Educational harassment

The Department of Education announced a federal investigation into whether the University of California's new race-blind admissions policy discriminates against blacks and Hispanics. The policy, the first at a public university to prohibit preferences based on race and ethnicity, takes effect this fall for graduate school admissions. Ward Connerly, a black member of the UC Board of Regents who led the effort to abolish race-based admissions, called the probe "harassment." Education Department officials cite the school system's receipt of federal aid as the basis of their authority to investigate. The UC system has 160,000 students on nine campuses.

Phone home, Mr. Speaker

n the blockbuster summer hit Men in Black, House Speaker Newt Gingrich is depicted in one scene as a space alien. Mr. Gingrich referred jokingly to the news-footage cameo last week when a Capitol Hill newspaper reported a serious effort by disgruntled conservative lawmakers to strip him of his Speakership, saying both were fiction.

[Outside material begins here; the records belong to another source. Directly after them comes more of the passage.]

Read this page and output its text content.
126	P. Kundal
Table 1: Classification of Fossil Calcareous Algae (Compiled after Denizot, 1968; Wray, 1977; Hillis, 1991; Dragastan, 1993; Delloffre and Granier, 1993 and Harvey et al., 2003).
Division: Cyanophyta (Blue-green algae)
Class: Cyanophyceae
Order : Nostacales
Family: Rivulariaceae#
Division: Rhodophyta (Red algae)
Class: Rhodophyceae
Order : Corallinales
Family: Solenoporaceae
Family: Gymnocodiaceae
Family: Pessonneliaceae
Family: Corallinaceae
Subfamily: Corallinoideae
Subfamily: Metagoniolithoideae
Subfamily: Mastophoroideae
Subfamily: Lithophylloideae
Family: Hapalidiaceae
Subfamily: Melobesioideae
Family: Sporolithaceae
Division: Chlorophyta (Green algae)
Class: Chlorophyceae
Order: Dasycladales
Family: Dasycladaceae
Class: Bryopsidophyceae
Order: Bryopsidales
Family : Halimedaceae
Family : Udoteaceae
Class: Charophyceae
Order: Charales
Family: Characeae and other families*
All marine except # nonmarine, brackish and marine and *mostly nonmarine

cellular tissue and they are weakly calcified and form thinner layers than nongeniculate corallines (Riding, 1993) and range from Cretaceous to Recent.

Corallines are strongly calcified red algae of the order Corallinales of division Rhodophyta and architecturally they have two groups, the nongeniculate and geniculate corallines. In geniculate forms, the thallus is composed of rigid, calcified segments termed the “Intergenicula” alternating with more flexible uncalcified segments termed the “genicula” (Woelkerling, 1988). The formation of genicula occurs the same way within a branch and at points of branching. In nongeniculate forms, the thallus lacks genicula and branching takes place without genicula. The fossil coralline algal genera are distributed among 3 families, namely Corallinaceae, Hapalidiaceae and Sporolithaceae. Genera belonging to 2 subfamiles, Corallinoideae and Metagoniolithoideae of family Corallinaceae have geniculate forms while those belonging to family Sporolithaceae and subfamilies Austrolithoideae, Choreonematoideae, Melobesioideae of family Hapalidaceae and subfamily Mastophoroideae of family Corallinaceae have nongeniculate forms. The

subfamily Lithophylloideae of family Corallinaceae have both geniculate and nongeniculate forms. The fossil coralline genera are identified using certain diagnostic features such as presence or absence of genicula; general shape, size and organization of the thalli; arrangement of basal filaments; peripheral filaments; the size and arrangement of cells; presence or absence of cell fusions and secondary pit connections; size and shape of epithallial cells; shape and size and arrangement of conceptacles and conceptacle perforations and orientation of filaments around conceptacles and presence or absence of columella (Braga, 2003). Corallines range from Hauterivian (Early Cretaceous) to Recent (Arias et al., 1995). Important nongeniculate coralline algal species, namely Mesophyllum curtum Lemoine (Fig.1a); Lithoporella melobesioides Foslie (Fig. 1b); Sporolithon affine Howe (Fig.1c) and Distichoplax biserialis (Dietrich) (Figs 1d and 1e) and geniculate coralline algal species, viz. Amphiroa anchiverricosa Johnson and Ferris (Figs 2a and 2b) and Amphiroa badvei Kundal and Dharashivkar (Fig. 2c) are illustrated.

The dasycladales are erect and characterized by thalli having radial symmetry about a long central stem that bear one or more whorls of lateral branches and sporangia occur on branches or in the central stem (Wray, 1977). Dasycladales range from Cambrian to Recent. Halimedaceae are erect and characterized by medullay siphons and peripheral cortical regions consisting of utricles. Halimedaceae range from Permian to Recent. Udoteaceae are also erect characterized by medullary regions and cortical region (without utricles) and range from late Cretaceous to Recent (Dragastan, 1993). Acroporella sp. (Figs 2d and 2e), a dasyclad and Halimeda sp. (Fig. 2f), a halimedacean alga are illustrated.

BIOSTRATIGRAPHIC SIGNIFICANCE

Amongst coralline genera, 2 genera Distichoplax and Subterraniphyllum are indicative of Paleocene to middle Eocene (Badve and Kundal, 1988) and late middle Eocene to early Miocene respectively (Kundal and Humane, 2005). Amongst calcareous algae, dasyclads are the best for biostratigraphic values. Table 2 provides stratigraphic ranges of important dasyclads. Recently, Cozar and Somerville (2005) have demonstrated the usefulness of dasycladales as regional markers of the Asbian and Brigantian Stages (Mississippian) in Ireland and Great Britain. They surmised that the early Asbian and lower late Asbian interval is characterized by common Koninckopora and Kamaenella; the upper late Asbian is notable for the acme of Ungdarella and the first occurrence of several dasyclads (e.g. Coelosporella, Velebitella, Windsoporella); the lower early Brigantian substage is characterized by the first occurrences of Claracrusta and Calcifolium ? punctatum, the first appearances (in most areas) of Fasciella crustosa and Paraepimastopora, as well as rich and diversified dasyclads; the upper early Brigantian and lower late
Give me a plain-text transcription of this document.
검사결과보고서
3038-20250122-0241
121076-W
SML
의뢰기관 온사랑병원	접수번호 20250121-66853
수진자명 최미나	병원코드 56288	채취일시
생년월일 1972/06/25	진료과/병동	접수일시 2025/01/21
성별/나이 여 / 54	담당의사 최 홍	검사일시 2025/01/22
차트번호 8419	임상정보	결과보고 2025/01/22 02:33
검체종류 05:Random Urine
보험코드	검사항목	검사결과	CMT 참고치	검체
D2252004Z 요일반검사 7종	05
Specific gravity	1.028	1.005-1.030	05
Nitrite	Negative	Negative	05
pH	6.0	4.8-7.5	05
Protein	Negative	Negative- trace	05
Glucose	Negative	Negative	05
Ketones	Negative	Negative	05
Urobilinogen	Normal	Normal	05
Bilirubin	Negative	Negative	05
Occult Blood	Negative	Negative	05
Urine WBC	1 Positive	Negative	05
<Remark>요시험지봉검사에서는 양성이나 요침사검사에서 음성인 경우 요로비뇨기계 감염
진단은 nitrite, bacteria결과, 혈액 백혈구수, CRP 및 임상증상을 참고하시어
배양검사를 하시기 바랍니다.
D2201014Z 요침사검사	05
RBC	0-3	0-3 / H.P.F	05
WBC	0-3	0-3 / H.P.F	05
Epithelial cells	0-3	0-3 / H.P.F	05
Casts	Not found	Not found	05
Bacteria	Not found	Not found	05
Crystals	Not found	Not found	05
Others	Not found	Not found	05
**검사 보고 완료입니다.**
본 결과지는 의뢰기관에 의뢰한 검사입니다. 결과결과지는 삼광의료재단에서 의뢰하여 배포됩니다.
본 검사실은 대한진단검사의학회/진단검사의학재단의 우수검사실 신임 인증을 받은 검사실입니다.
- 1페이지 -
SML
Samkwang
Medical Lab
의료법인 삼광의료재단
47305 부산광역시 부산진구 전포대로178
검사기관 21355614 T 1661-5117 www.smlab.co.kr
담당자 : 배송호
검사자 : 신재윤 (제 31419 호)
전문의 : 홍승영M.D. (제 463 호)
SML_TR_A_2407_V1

The next day's news did not prove the Speaker an alien, but it did confirm the depth of the alienation between the once-revered leader and rank-and-file House Republicans: In a surprise move, one of Mr. Gingrich's top deputies resigned his leadership post July 17 over his role in an abortive coup planned July 10 and revealed July 16 by The Hill, a small weekly newspaper that covers Congress. The Washington Post ran a story citing an unnamed congressman as confirming some details of The Hill's reporting. According to these news reports, the story goes like this: Majority Whip Tom DeLay (R-Texas) planned the coup July 10 during a meeting with conservatives. Mr. DeLay insisted Mr. Gingrich be deposed quickly. Talk then turned to a successor; the consensus favored Rep. Bill Paxon (R-N.Y.), the GOP conference chairman. Mr. DeLay relayed the news to Mr. Paxon and Dick Armey, the House majority leader. But the coup faltered after Mr. Armey-second in command in the GOP hierarchy-refused to go along. After the news started to break July 16, Mr. Gingrich and Mr. Armey met with Mr. DeLay and Mr. Paxon, who that night offered to step down. Mr. Paxon's letter of resignation, accepted with no fanfare the next morning and not made public until after the evening news, complained that the July 10 incident had been "grossly misconstrued" and had rendered him ineffective: "[I]t is clear that I can no longer be an asset to your team in this appointed capacity." White House officials were loving it. Spokesman Mike McCurry wryly said of the leadership struggle, "I categorically deny that anyone is gleefully watching those actions." During the wrangling, however, Mr. Gingrich won a small victory. Gingrich ally Jennifer Dunn (R-Wash.) won a GOP caucus vote July 16 over Gingrich critic Jim Nussle (R-Iowa) to fill a leadership post vacated by Mr. Paxon's wife, Susan Molinari, who is leaving Congress to become a television personality.